Moist heat sterilization is a technique that uses heated water and superheated steam to disinfect contaminated materials, such as culture media, surgical instruments, glassware and other non-thermally sensitive items. One form of moist heat sterilization is known as autoclaving, where the most effective standard conditions include a 15-minute exposure inside a vessel that is subjected to a pressure level of 15 pounds per square inch and a temperature of 250 degrees Fahrenheit.
Sterilization is the process of thoroughly destroying microbial growth that may potentially become a health hazard. There are various sterilization methods or anti-microbial treatments. The efficacy of these procedures depend on several factors, including the properties and quantity of microbes present, environmental impacts and the length of exposure to contaminants.
Heat is one of the most effective physical agents used in sterilization, where the structural proteins and enzymes of microbes are completely denatured. Aside from moist heat sterilization, common heat treatments also include direct flame, dry heat, tyndallization and pasteurization.

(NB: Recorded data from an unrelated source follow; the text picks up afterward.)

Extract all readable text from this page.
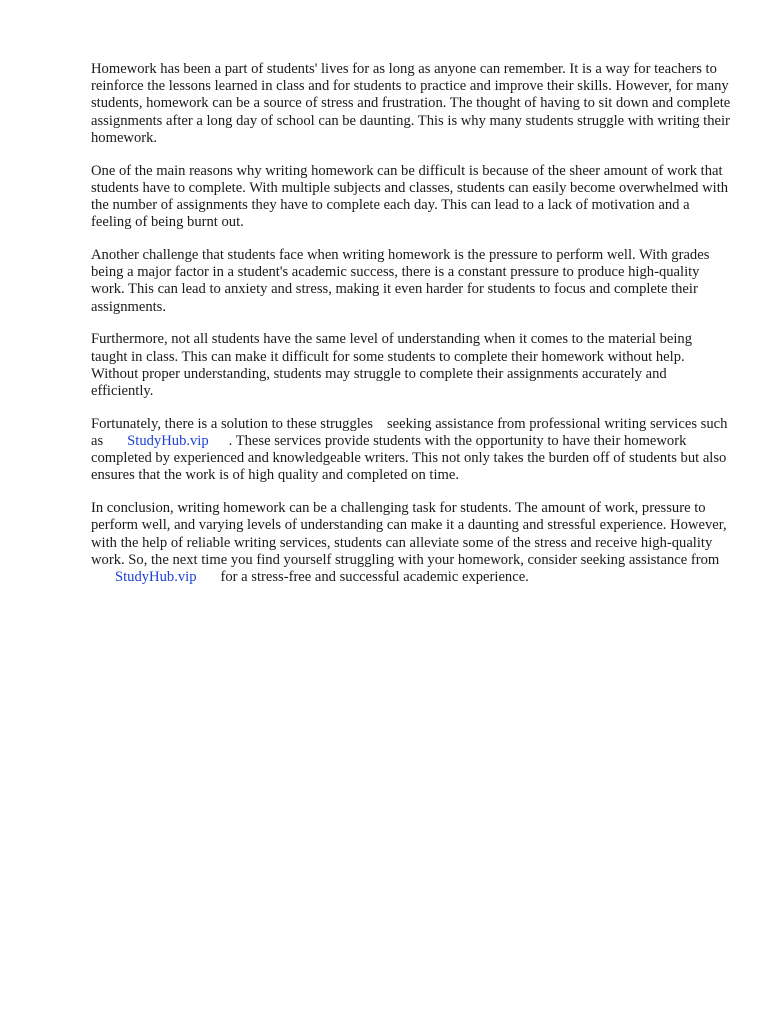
Homework has been a part of students' lives for as long as anyone can remember. It is a way for teachers to reinforce the lessons learned in class and for students to practice and improve their skills. However, for many students, homework can be a source of stress and frustration. The thought of having to sit down and complete assignments after a long day of school can be daunting. This is why many students struggle with writing their homework.

One of the main reasons why writing homework can be difficult is because of the sheer amount of work that students have to complete. With multiple subjects and classes, students can easily become overwhelmed with the number of assignments they have to complete each day. This can lead to a lack of motivation and a feeling of being burnt out.

Another challenge that students face when writing homework is the pressure to perform well. With grades being a major factor in a student's academic success, there is a constant pressure to produce high-quality work. This can lead to anxiety and stress, making it even harder for students to focus and complete their assignments.

Furthermore, not all students have the same level of understanding when it comes to the material being taught in class. This can make it difficult for some students to complete their homework without help. Without proper understanding, students may struggle to complete their assignments accurately and efficiently.

Fortunately, there is a solution to these struggles seeking assistance from professional writing services such as StudyHub.vip . These services provide students with the opportunity to have their homework completed by experienced and knowledgeable writers. This not only takes the burden off of students but also ensures that the work is of high quality and completed on time.

In conclusion, writing homework can be a challenging task for students. The amount of work, pressure to perform well, and varying levels of understanding can make it a daunting and stressful experience. However, with the help of reliable writing services, students can alleviate some of the stress and receive high-quality work. So, the next time you find yourself struggling with your homework, consider seeking assistance fromStudyHub.vip for a stress-free and successful academic experience.
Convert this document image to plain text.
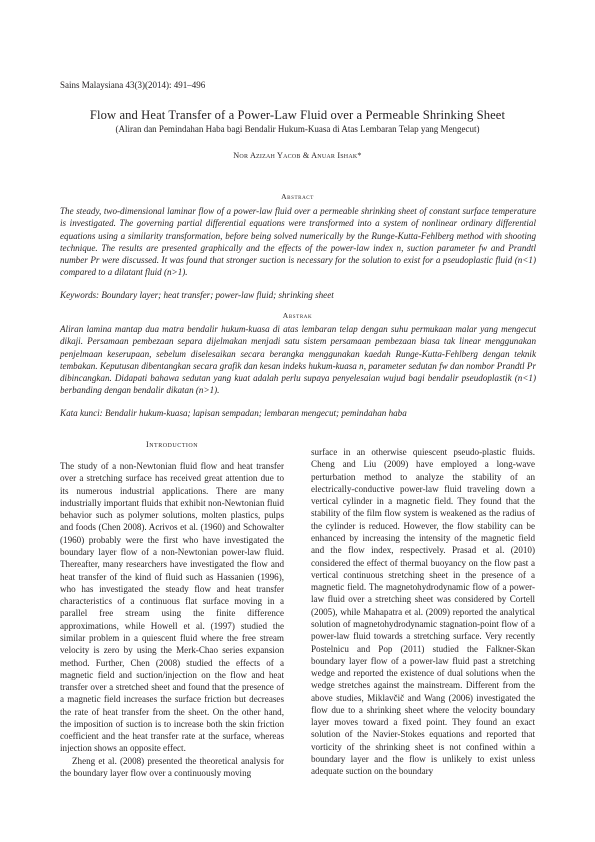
Sains Malaysiana 43(3)(2014): 491–496
Flow and Heat Transfer of a Power-Law Fluid over a Permeable Shrinking Sheet
(Aliran dan Pemindahan Haba bagi Bendalir Hukum-Kuasa di Atas Lembaran Telap yang Mengecut)
Nor Azizah Yacob & Anuar Ishak*
Abstract

The steady, two-dimensional laminar flow of a power-law fluid over a permeable shrinking sheet of constant surface temperature is investigated. The governing partial differential equations were transformed into a system of nonlinear ordinary differential equations using a similarity transformation, before being solved numerically by the Runge-Kutta-Fehlberg method with shooting technique. The results are presented graphically and the effects of the power-law index n, suction parameter fw and Prandtl number Pr were discussed. It was found that stronger suction is necessary for the solution to exist for a pseudoplastic fluid (n<1) compared to a dilatant fluid (n>1).

Keywords: Boundary layer; heat transfer; power-law fluid; shrinking sheet

Abstrak

Aliran lamina mantap dua matra bendalir hukum-kuasa di atas lembaran telap dengan suhu permukaan malar yang mengecut dikaji. Persamaan pembezaan separa dijelmakan menjadi satu sistem persamaan pembezaan biasa tak linear menggunakan penjelmaan keserupaan, sebelum diselesaikan secara berangka menggunakan kaedah Runge-Kutta-Fehlberg dengan teknik tembakan. Keputusan dibentangkan secara grafik dan kesan indeks hukum-kuasa n, parameter sedutan fw dan nombor Prandtl Pr dibincangkan. Didapati bahawa sedutan yang kuat adalah perlu supaya penyelesaian wujud bagi bendalir pseudoplastik (n<1) berbanding dengan bendalir dikatan (n>1).

Kata kunci: Bendalir hukum-kuasa; lapisan sempadan; lembaran mengecut; pemindahan haba

Introduction

The study of a non-Newtonian fluid flow and heat transfer over a stretching surface has received great attention due to its numerous industrial applications. There are many industrially important fluids that exhibit non-Newtonian fluid behavior such as polymer solutions, molten plastics, pulps and foods (Chen 2008). Acrivos et al. (1960) and Schowalter (1960) probably were the first who have investigated the boundary layer flow of a non-Newtonian power-law fluid. Thereafter, many researchers have investigated the flow and heat transfer of the kind of fluid such as Hassanien (1996), who has investigated the steady flow and heat transfer characteristics of a continuous flat surface moving in a parallel free stream using the finite difference approximations, while Howell et al. (1997) studied the similar problem in a quiescent fluid where the free stream velocity is zero by using the Merk-Chao series expansion method. Further, Chen (2008) studied the effects of a magnetic field and suction/injection on the flow and heat transfer over a stretched sheet and found that the presence of a magnetic field increases the surface friction but decreases the rate of heat transfer from the sheet. On the other hand, the imposition of suction is to increase both the skin friction coefficient and the heat transfer rate at the surface, whereas injection shows an opposite effect.

Zheng et al. (2008) presented the theoretical analysis for the boundary layer flow over a continuously moving

surface in an otherwise quiescent pseudo-plastic fluids. Cheng and Liu (2009) have employed a long-wave perturbation method to analyze the stability of an electrically-conductive power-law fluid traveling down a vertical cylinder in a magnetic field. They found that the stability of the film flow system is weakened as the radius of the cylinder is reduced. However, the flow stability can be enhanced by increasing the intensity of the magnetic field and the flow index, respectively. Prasad et al. (2010) considered the effect of thermal buoyancy on the flow past a vertical continuous stretching sheet in the presence of a magnetic field. The magnetohydrodynamic flow of a power-law fluid over a stretching sheet was considered by Cortell (2005), while Mahapatra et al. (2009) reported the analytical solution of magnetohydrodynamic stagnation-point flow of a power-law fluid towards a stretching surface. Very recently Postelnicu and Pop (2011) studied the Falkner-Skan boundary layer flow of a power-law fluid past a stretching wedge and reported the existence of dual solutions when the wedge stretches against the mainstream. Different from the above studies, Miklavčič and Wang (2006) investigated the flow due to a shrinking sheet where the velocity boundary layer moves toward a fixed point. They found an exact solution of the Navier-Stokes equations and reported that vorticity of the shrinking sheet is not confined within a boundary layer and the flow is unlikely to exist unless adequate suction on the boundary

The two forms of moist heat sterilization include boiling and autoclaving. Boiling is less effective compared to autoclaving since some microbes, such as endospore-forming bacteria and protozoan cysts are resistant to boiling. Autoclaving offers a better alternative to boiling, which delivers double the amount of heat energy compared to steaming alone. At standard operating conditions, autoclaving is known to destroy all vegetative cells, endospores, viruses and cysts of protists.